The award is presented annually to recognize baseball executives who have provided outstanding service to professional baseball and served the Arizona Fall League in a key leadership capacity. Jensen will receive the award during pre-game ceremonies at tonight's 6:35 p.m. game between the Mesa Solar Sox and Scottsdale Scorpions at Scottsdale Stadium.
Baseball ambassador Hemond, the architect of the Arizona Fall League who currently serves the Arizona Diamondbacks as special assistant to the president and chief executive officer, was general manager of the Chicago White Sox when Jensen broke into baseball in 1984 as the White Sox public relations director.
Jensen: The Park Ridge, Ill. native has enjoyed a varied career in athletic public relations and communications prior to joining the Arizona Fall League in 2006.
Following graduation from the University of Kentucky in journalism, military service as a U.S. Air Force missile launch officer at Grand Forks AFB, N.D. and a brief stint as an associate editor of Pro Football Weekly in Chicago, Jensen began his athletic communications career as assistant sports information director at Purdue University from 1976-81 before matriculating to Arizona State University as sports information director from 1981-84.
In 1984, he joined the White Sox as public relations director, a position he held for five years before returning to Arizona for a 15-year tenure as public relations director of the NFL Arizona Cardinals.

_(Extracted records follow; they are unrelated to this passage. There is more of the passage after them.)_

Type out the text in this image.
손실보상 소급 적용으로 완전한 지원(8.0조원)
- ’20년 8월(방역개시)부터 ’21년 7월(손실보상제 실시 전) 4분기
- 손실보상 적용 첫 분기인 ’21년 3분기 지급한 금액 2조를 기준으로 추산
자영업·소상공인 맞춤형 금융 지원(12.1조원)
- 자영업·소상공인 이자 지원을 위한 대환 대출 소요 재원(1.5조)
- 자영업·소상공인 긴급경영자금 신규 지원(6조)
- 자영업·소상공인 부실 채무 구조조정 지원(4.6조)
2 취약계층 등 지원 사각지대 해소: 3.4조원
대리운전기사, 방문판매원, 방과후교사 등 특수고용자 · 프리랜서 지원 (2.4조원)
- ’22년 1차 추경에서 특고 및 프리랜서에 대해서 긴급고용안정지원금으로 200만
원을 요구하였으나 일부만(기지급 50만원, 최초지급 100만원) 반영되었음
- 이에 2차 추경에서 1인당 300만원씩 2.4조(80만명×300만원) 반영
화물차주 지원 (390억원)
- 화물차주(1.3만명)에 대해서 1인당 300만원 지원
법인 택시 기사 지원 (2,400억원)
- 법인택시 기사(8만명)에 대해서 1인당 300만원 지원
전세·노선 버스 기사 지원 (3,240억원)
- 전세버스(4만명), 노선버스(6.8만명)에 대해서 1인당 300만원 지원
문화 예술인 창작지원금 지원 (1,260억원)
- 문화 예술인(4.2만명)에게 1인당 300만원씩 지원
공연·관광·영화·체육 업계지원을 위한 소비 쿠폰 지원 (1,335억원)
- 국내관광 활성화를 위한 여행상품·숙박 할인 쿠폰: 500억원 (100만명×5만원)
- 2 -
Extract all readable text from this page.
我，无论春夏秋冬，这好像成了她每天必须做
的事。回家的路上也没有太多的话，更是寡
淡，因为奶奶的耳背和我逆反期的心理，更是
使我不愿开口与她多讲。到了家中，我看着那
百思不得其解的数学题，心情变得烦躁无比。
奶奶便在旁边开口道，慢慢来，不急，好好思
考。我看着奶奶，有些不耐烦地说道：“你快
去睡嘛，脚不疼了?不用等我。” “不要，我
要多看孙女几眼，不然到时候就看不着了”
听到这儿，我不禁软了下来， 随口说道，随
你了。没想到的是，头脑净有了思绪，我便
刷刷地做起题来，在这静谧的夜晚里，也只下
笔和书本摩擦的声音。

Since 2004, Jensen has been consulting in athletic communications, serving the Arizona Fall League, Camelback Ranch-Glendale (spring home of the Los Angeles Dodgers and White Sox) and the Tostitos Fiesta Bowl among other clients.
Hemond: Hemond, a veteran baseball executive, is a three-time winner of MLB's Executive of the Year Award and the 2011 recipient of the second Buck O'Neil Lifetime Achievement Award.
The Arizona Fall League Hemond Award is one of four awards in his name. The others are the White Sox Roland Hemond Award, the Baseball America Award and the Society for American Baseball Research (SABR) Award.
Hemond's dream of creating a six-week off-season league for baseball's top prospects in Arizona each fall became reality when the Arizona Fall League began play in 1992 after he spent two years selling the concept to baseball's hierarchy -- first general managers, then owners.